This post originally appeared on MIT Technology Review
Just a month ago the EU outlined its new AI and data governance strategy, which called for, among other things, data sovereignty and for European AI to be trained on only European data to ensure its quality and ethical sourcing. The guidelines were lauded for their leadership in protecting data privacy and facilitating trustworthy AI. But according to the Financial Times, the coronavirus pandemic is now forcing regulators to re-think them.
Such restrictions, as originally envisaged, would risk slowing the pace of progress as scientists rush to develop vaccines and algorithms in the fight against the global crisis. Though regulators have not yet walked back on their original recommendations, they have pushed off their deadline for implementing legislation that would have set the pace for regulatory bodies around the world.
The trade-offs that EU regulators are facing mirror the tug of war that many governments and companies are now grappling with between data privacy and public health. Rapid access to data—wherever it is—is helping to fight against the outbreak. But the loosening of traditional data privacy measures has also been controversial. “You might as well ask yourself, has history ever shown that once the government has surveillance tools, it will maintain modesty and caution when using them?” wrote Hu Yong, a well-known critic in China and professor at Peking University’s School of Journalism and Communication.
While this tension has always been present, the sheer urgency of containing a virus with exponential growth has thrown the age-old debate in sharp relief. Many countries that have successfully contained their outbreaks, including China, South Korea, and Singapore, have utilized aggressive surveillance measures to track and isolate infected individuals. Other countries that have been trigger shy about similar measures, like Italy and Spain, now face devastating case loads that have overwhelmed their healthcare systems. The US, traditionally one of the most privacy-preserving governments, is now bucking under the pressure: The White House has begun talks with Google and Facebook about whether they can tap into their data on users’ movements.

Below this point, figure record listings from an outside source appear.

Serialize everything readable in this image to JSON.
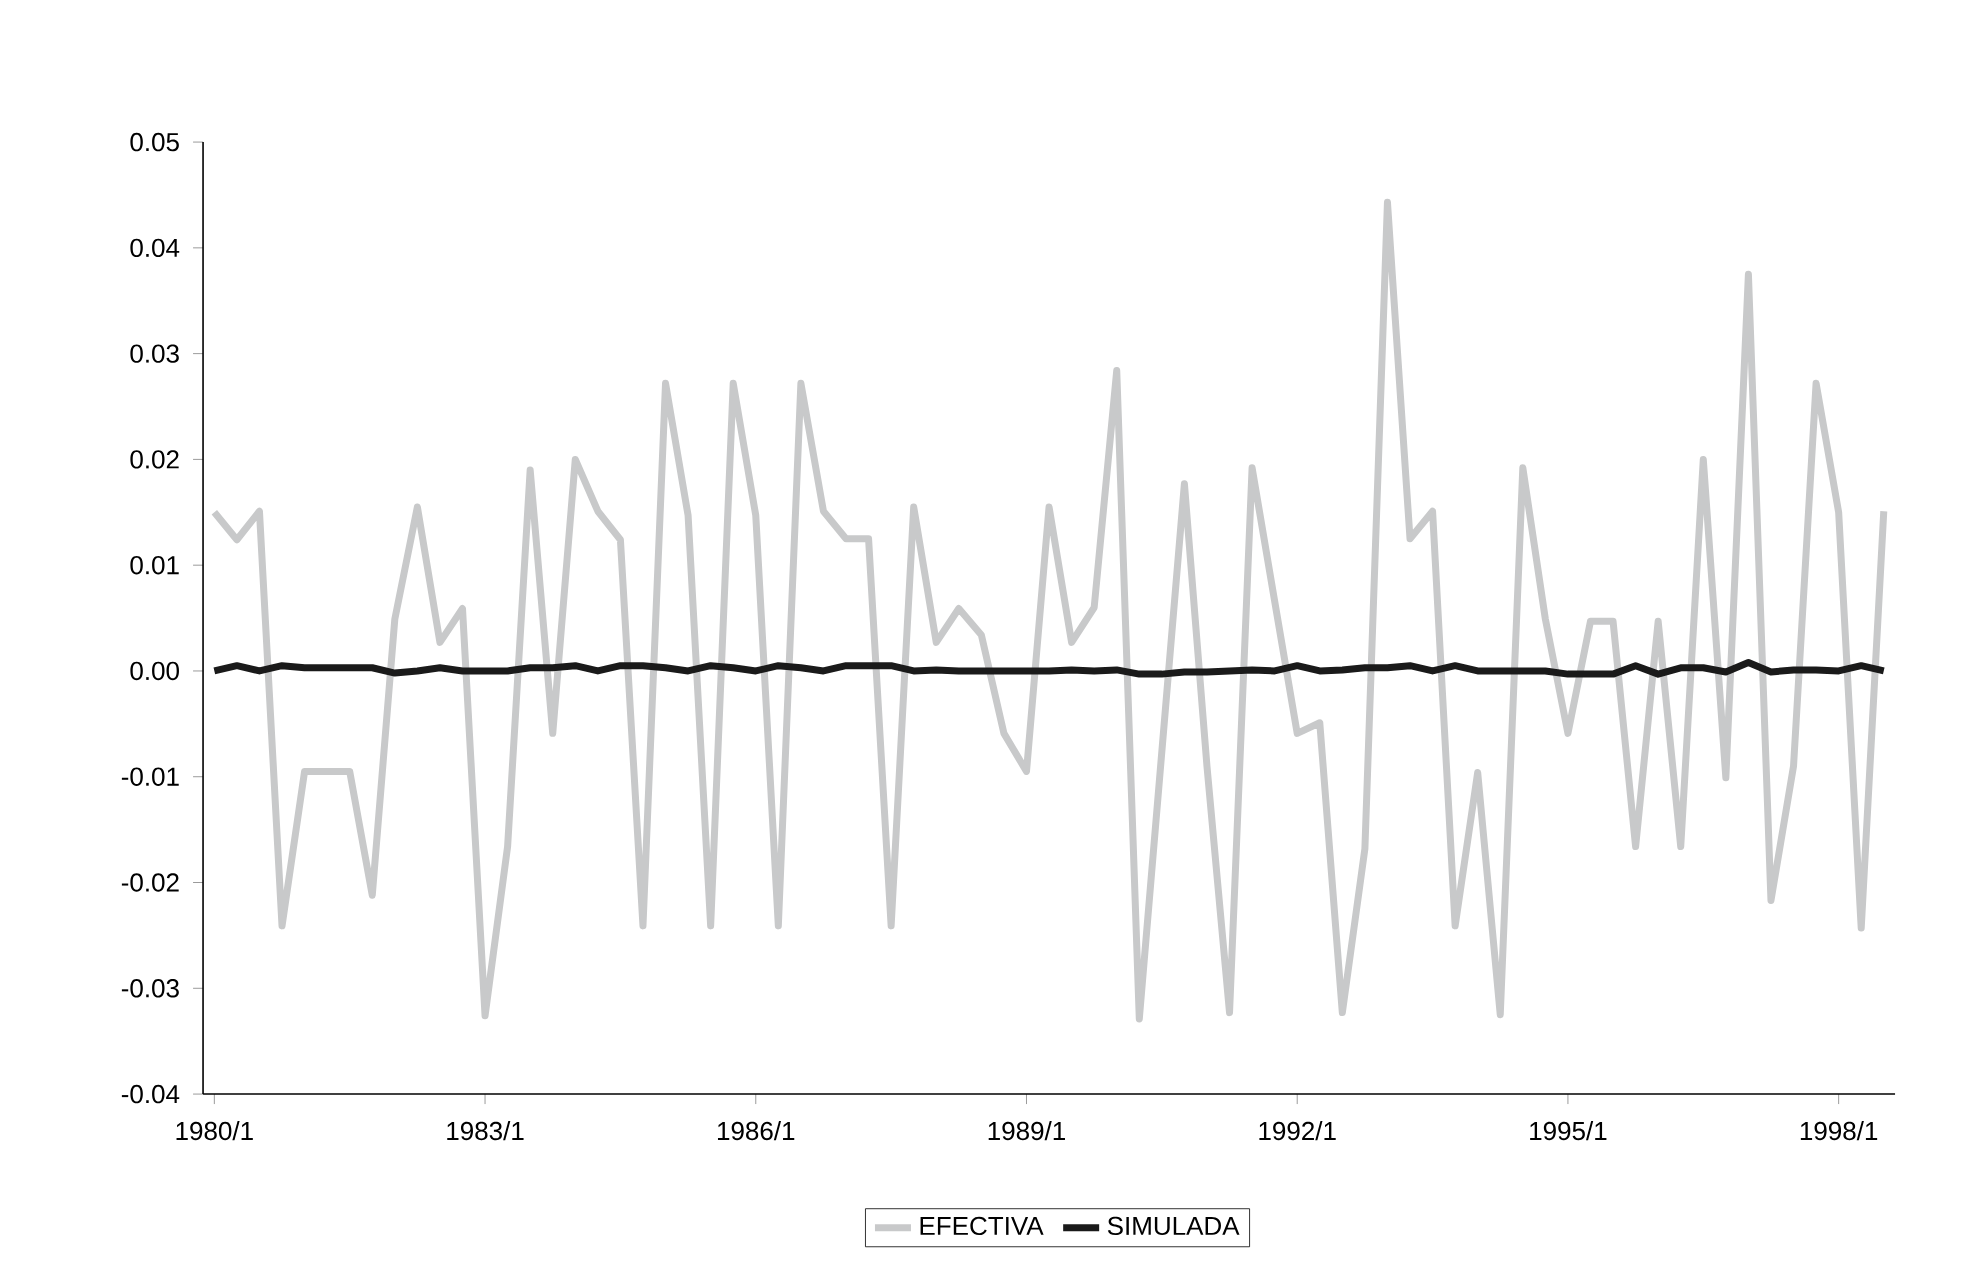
{
  "chart_data": {
    "type": "line",
    "categories": [
      "1980/1",
      null,
      null,
      null,
      null,
      null,
      null,
      null,
      null,
      null,
      null,
      null,
      "1983/1",
      null,
      null,
      null,
      null,
      null,
      null,
      null,
      null,
      null,
      null,
      null,
      "1986/1",
      null,
      null,
      null,
      null,
      null,
      null,
      null,
      null,
      null,
      null,
      null,
      "1989/1",
      null,
      null,
      null,
      null,
      null,
      null,
      null,
      null,
      null,
      null,
      null,
      "1992/1",
      null,
      null,
      null,
      null,
      null,
      null,
      null,
      null,
      null,
      null,
      null,
      "1995/1",
      null,
      null,
      null,
      null,
      null,
      null,
      null,
      null,
      null,
      null,
      null,
      "1998/1",
      null,
      null
    ],
    "series": [
      {
        "name": "EFECTIVA",
        "color": "#c8c9ca",
        "values": [
          0.015,
          0.0124,
          0.0151,
          -0.0241,
          -0.0095,
          -0.0095,
          -0.0095,
          -0.0212,
          0.0049,
          0.0155,
          0.0027,
          0.0059,
          -0.0326,
          -0.0166,
          0.019,
          -0.0059,
          0.02,
          0.0151,
          0.0124,
          -0.0241,
          0.0272,
          0.0147,
          -0.0241,
          0.0272,
          0.0147,
          -0.0241,
          0.0272,
          0.0151,
          0.0125,
          0.0125,
          -0.0241,
          0.0155,
          0.0027,
          0.0059,
          0.0034,
          -0.0059,
          -0.0095,
          0.0155,
          0.0027,
          0.006,
          0.0284,
          -0.0329,
          -0.0076,
          0.0177,
          -0.009,
          -0.0323,
          0.0192,
          0.0066,
          -0.0059,
          -0.0049,
          -0.0323,
          -0.0168,
          0.0443,
          0.0125,
          0.0151,
          -0.0241,
          -0.0096,
          -0.0325,
          0.0192,
          0.0049,
          -0.0059,
          0.0047,
          0.0047,
          -0.0166,
          0.0047,
          -0.0166,
          0.02,
          -0.0101,
          0.0375,
          -0.0217,
          -0.009,
          0.0272,
          0.015,
          -0.0243,
          0.0151
        ]
      },
      {
        "name": "SIMULADA",
        "color": "#1a1a1a",
        "values": [
          0.0,
          0.0005,
          0.0,
          0.0005,
          0.0003,
          0.0003,
          0.0003,
          0.0003,
          -0.0002,
          0.0,
          0.0003,
          0.0,
          0.0,
          0.0,
          0.0003,
          0.0003,
          0.0005,
          0.0,
          0.0005,
          0.0005,
          0.0003,
          0.0,
          0.0005,
          0.0003,
          0.0,
          0.0005,
          0.0003,
          0.0,
          0.0005,
          0.0005,
          0.0005,
          0.0,
          0.0001,
          0.0,
          0.0,
          0.0,
          0.0,
          0.0,
          0.0001,
          0.0,
          0.0001,
          -0.0003,
          -0.0003,
          -0.0001,
          -0.0001,
          0.0,
          0.0001,
          0.0,
          0.0005,
          0.0,
          0.0001,
          0.0003,
          0.0003,
          0.0005,
          0.0,
          0.0005,
          0.0,
          0.0,
          0.0,
          0.0,
          -0.0003,
          -0.0003,
          -0.0003,
          0.0005,
          -0.0003,
          0.0003,
          0.0003,
          -0.0001,
          0.0008,
          -0.0001,
          0.0001,
          0.0001,
          0.0,
          0.0005,
          0.0
        ]
      }
    ],
    "ylim": [
      -0.04,
      0.05
    ],
    "yticks": [
      -0.04,
      -0.03,
      -0.02,
      -0.01,
      {
        "value": 0,
        "label": "0.00"
      },
      0.01,
      0.02,
      0.03,
      0.04,
      0.05
    ],
    "grid": false,
    "legend": "bottom"
  }
}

The speed and access to high-quality data have also been important beyond surveillance. Machine-learning forecasters who are working to predict the trajectory of the virus, for example, also rely on as much rich and accurate data as possible. Currently, one of the leading forecast labs in the US is pooling together web browsing behavior and social media activity to help the government ramp up its testing capacity and determine appropriate interventions. But the lab is also seeking real-time feeds for retail behaviors and anonymized health records, which it says would greatly improve its predictions.

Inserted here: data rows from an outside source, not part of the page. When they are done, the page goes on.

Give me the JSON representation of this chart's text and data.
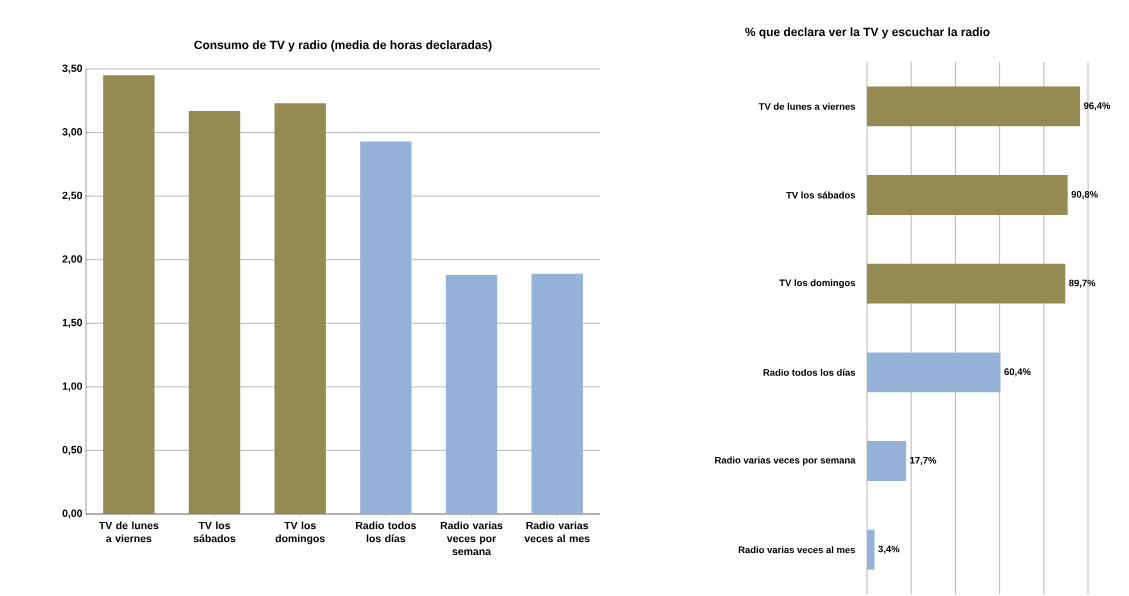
{
  "chart_data": [
    {
      "type": "bar",
      "title": "Consumo de TV y radio (media de horas declaradas)",
      "categories": [
        "TV de lunes a viernes",
        "TV los sábados",
        "TV los domingos",
        "Radio todos los días",
        "Radio varias veces por semana",
        "Radio varias veces al mes"
      ],
      "values": [
        3.45,
        3.17,
        3.23,
        2.93,
        1.88,
        1.89
      ],
      "colors": [
        "#948a54",
        "#948a54",
        "#948a54",
        "#95b3d7",
        "#95b3d7",
        "#95b3d7"
      ],
      "ylim": [
        0,
        3.5
      ],
      "yticks": [
        {
          "value": 0,
          "label": "0,00"
        },
        {
          "value": 0.5,
          "label": "0,50"
        },
        {
          "value": 1,
          "label": "1,00"
        },
        {
          "value": 1.5,
          "label": "1,50"
        },
        {
          "value": 2,
          "label": "2,00"
        },
        {
          "value": 2.5,
          "label": "2,50"
        },
        {
          "value": 3,
          "label": "3,00"
        },
        {
          "value": 3.5,
          "label": "3,50"
        }
      ],
      "grid": "y"
    },
    {
      "type": "bar",
      "orientation": "horizontal",
      "title": "% que declara ver la TV y escuchar la radio",
      "categories": [
        "TV de lunes a viernes",
        "TV los sábados",
        "TV los domingos",
        "Radio todos los días",
        "Radio varias veces por semana",
        "Radio varias veces al mes"
      ],
      "values": [
        96.4,
        90.8,
        89.7,
        60.4,
        17.7,
        3.4
      ],
      "value_labels": [
        "96,4%",
        "90,8%",
        "89,7%",
        "60,4%",
        "17,7%",
        "3,4%"
      ],
      "colors": [
        "#948a54",
        "#948a54",
        "#948a54",
        "#95b3d7",
        "#95b3d7",
        "#95b3d7"
      ],
      "xlim": [
        0,
        100
      ],
      "xticks": [
        {
          "value": 0,
          "label": null
        },
        {
          "value": 20,
          "label": null
        },
        {
          "value": 40,
          "label": null
        },
        {
          "value": 60,
          "label": null
        },
        {
          "value": 80,
          "label": null
        },
        {
          "value": 100,
          "label": null
        }
      ],
      "tick_labels": "y",
      "grid": "x"
    }
  ]
}
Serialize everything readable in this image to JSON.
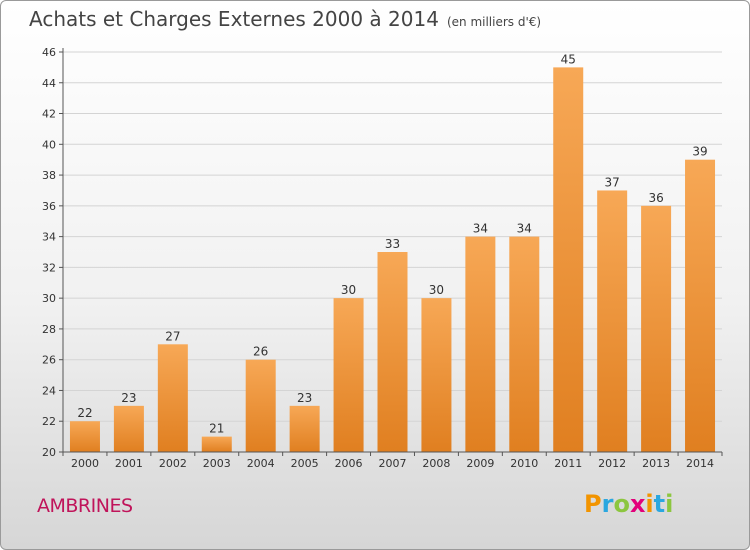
{
  "header": {
    "title": "Achats et Charges Externes 2000 à 2014",
    "unit": "(en milliers d'€)"
  },
  "footer": {
    "commune": "AMBRINES",
    "logo": "Proxiti",
    "logo_colors": [
      "#f29400",
      "#2aa7df",
      "#8cc63f",
      "#e2007a",
      "#f29400",
      "#2aa7df",
      "#8cc63f"
    ]
  },
  "chart_data": {
    "type": "bar",
    "categories": [
      "2000",
      "2001",
      "2002",
      "2003",
      "2004",
      "2005",
      "2006",
      "2007",
      "2008",
      "2009",
      "2010",
      "2011",
      "2012",
      "2013",
      "2014"
    ],
    "values": [
      22,
      23,
      27,
      21,
      26,
      23,
      30,
      33,
      30,
      34,
      34,
      45,
      37,
      36,
      39
    ],
    "ylim": [
      20,
      46
    ],
    "yticks": [
      20,
      22,
      24,
      26,
      28,
      30,
      32,
      34,
      36,
      38,
      40,
      42,
      44,
      46
    ],
    "data_labels": [
      "22",
      "23",
      "27",
      "21",
      "26",
      "23",
      "30",
      "33",
      "30",
      "34",
      "34",
      "45",
      "37",
      "36",
      "39"
    ],
    "grid": true,
    "bar_color_top": "#f7a856",
    "bar_color_bottom": "#e07f20"
  }
}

Regulators and privacy advocates worry, however, what kind of precedent this could set for the future. The World Economic Forum (WEF) released a statement last week urging firms not to lose sight of proper AI oversight simply to gain greater speed. “We need to keep in mind that the big ethical challenges around privacy, accountability, bias and transparency of artificial intelligence remain,” said Kay Firth-Butterfield, WEF’s head of artificial intelligence and machine learning.
In his blog post, Yong recommends adhering to three principles in finding the right balance between privacy and public health. First, lawmakers must treat public interest concerns as an exception to the protection of privacy, rather than a norm. Those exceptions must also be justified by human rights law. Second, lawmakers should define the basic civil rights guarantees that should still be provided even under the weakening of privacy. “It is important to realize that, although privacy may sometimes have to be restricted for the sake of the wider public interest, privacy itself is a vital public interest,” he writes. Therefore, individuals shouldn’t have to “yield to the public interest in an unlimited fashion.” And finally, lawmakers should heavily restrict how they use any information collected during a crisis. It should not be diverted to other purposes, and it should be collected, stored, and processed with stringent security.
“Sometimes we think that technology will inevitably erode privacy, but ultimately humans, not technology” make that choice, Yong writes. “The loss of privacy is not inevitable, just as its reconstruction is far from certain.”